Lately, NPR won’t stop talking about the end of man. First, on Science Friday, an intellectual triumvirate with two of my favorite visionaries, Cormac McCarthy and Werner Herzog, and an academic whose name I can’t recall (poor academics—it’s so hard to keep them all straight) were excitedly discussing how one day self-aware robots might make man obsolete. Then, Sherry Turkle on Sunday’s show Being, shared an incident when she and her daughter went to the zoo. One of Darwin’s famed Galapagos turtles sat immobilized by turtle melancholia, and Turkle’s daughter observed that for all the turtle was doing, he may as well have been a robot. For the young girl, the turtle was not alive enough to be alive.

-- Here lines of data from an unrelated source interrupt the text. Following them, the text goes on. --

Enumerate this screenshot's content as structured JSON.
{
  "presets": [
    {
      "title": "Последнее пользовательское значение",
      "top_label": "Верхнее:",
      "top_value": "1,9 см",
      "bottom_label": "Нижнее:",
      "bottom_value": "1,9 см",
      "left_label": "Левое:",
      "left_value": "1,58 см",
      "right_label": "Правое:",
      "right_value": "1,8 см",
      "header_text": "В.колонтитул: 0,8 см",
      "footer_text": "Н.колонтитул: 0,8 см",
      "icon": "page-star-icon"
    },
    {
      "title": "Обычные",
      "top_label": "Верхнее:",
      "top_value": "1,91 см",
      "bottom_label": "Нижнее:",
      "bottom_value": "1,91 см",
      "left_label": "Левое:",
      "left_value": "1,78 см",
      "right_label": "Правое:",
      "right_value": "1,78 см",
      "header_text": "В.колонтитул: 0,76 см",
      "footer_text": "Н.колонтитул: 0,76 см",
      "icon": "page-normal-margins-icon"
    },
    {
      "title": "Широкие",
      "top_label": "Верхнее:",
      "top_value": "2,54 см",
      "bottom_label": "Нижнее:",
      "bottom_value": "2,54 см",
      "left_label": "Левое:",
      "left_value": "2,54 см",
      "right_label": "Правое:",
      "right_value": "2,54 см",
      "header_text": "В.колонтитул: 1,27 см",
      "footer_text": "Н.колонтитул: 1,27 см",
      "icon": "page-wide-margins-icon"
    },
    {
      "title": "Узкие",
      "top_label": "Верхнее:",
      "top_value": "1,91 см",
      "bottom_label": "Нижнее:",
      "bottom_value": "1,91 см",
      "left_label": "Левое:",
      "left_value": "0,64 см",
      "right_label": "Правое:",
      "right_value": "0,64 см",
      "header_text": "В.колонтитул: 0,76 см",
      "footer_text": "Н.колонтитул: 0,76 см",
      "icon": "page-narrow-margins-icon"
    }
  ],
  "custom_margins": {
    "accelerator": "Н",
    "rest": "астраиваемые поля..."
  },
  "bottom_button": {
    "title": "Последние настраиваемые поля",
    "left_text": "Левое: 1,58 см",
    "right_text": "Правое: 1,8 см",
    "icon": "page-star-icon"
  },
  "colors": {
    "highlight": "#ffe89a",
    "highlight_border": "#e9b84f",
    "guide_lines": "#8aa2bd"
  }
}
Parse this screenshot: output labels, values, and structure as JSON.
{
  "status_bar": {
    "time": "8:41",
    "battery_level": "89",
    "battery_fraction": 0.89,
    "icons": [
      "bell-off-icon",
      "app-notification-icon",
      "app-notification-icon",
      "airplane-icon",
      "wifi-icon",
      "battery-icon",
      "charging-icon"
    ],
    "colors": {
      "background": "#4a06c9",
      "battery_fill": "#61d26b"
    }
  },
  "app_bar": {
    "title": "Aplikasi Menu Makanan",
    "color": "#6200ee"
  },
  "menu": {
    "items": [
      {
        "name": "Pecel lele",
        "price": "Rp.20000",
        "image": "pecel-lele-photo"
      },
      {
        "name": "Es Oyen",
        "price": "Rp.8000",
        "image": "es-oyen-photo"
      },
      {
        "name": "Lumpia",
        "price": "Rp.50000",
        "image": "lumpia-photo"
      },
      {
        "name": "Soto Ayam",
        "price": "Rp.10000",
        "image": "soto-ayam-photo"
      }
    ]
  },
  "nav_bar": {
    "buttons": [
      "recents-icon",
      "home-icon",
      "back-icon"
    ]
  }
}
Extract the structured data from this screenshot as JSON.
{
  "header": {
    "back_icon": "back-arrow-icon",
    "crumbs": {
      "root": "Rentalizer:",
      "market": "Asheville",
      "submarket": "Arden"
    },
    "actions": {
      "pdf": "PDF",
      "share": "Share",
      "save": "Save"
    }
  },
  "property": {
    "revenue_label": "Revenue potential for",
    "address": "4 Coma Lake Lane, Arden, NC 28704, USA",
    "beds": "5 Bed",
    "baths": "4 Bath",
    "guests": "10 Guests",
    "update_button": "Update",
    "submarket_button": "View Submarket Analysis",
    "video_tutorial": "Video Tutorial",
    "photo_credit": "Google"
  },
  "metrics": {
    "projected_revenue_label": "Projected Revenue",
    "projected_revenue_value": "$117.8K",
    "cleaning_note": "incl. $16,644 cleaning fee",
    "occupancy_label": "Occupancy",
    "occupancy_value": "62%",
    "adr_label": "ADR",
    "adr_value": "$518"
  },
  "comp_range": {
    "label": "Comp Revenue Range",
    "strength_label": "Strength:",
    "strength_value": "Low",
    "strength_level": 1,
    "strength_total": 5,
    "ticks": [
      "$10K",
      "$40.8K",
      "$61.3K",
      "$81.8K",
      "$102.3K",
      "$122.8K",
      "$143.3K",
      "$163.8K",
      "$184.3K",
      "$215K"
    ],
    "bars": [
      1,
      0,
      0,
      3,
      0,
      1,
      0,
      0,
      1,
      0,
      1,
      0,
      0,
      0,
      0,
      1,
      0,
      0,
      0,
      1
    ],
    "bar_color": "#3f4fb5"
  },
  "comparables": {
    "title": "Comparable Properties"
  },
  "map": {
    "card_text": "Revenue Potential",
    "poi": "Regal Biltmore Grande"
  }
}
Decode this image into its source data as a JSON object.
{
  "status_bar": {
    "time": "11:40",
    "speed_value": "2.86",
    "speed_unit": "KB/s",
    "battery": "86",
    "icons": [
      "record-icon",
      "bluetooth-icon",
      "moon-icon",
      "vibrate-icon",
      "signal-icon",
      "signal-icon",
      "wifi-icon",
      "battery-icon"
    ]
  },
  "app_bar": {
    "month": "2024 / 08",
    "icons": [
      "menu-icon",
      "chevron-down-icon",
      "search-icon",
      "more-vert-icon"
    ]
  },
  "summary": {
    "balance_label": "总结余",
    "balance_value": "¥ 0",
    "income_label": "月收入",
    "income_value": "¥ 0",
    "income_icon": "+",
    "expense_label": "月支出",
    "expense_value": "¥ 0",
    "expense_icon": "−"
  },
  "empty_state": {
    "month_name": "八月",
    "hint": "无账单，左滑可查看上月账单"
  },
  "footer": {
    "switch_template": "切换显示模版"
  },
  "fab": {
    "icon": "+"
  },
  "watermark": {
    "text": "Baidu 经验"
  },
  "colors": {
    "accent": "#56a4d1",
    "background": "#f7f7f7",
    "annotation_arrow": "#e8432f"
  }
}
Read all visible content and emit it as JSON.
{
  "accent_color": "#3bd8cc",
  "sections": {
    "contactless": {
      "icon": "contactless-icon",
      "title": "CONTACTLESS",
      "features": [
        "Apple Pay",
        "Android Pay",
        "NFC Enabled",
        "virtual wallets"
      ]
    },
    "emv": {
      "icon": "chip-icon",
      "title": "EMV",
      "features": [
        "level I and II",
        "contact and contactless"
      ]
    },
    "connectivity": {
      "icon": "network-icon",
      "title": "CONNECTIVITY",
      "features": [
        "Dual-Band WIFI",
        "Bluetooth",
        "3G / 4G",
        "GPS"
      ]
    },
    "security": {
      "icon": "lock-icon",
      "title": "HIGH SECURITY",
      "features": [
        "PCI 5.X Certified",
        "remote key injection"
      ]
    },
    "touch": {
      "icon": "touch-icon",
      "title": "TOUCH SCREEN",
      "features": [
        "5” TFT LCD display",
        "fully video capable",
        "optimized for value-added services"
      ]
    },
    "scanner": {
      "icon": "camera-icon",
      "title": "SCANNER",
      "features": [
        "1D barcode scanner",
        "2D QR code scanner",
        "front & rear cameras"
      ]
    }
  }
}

So, I’ve been thinking about what it means to be alive enough and, as usual, taking cues from my one-year-old who has all of the intuition and none of the social programming.
It helps if you don’t live in a zoo with fake rocks and cloudy water or have a massive carapace that makes for a heavy and burdensome form of protection against mean-spirited predators. Still, life lives on life, which is why, I’m pretty sure, Clara’s favorite book is Sweet Dreams: The19th Century Art of Bessie Pease Gutmann. We have lots of imaginatively illustrated, brilliantly colored children’s books, but Clara loves to jibber-jabber with chubby Benjamin who feeds his dog ice cream and angelic-faced Lizzie who listens to the birds sing. I think she likes this book because the babies look real. She likes faces and expressiveness and monosyllabic conversation with other miniature humans.
Sometimes to feel alive, we have to crawl after the ones we love. When one of us walks out the door, Clara instinctively tracks us down even if only to keep watch through a pane of glass. As soon as Aaron takes the dogs out, Clara scurries frantically to the window, wails “Daaaa daaaaa daaaa,” and bangs with both hands to get his attention.
Find a cave and go spelunking, is what I always say. A cupboard or laundry basket can be a nice substitute if you’re stuck indoors. Either way, the little bitty thing crawling around our house doesn’t do much half way. She sees a cast iron skillet way in the back and goes for it. A sock stuck at the bottom of the pile? No problem. She rests her head on my shoulder in full abandon. She cries with absolute diaphragmatic release. I think to be alive enough to make the cut when the robots come to town we have to be expert spelunkers, immersing ourselves in the caves of other people.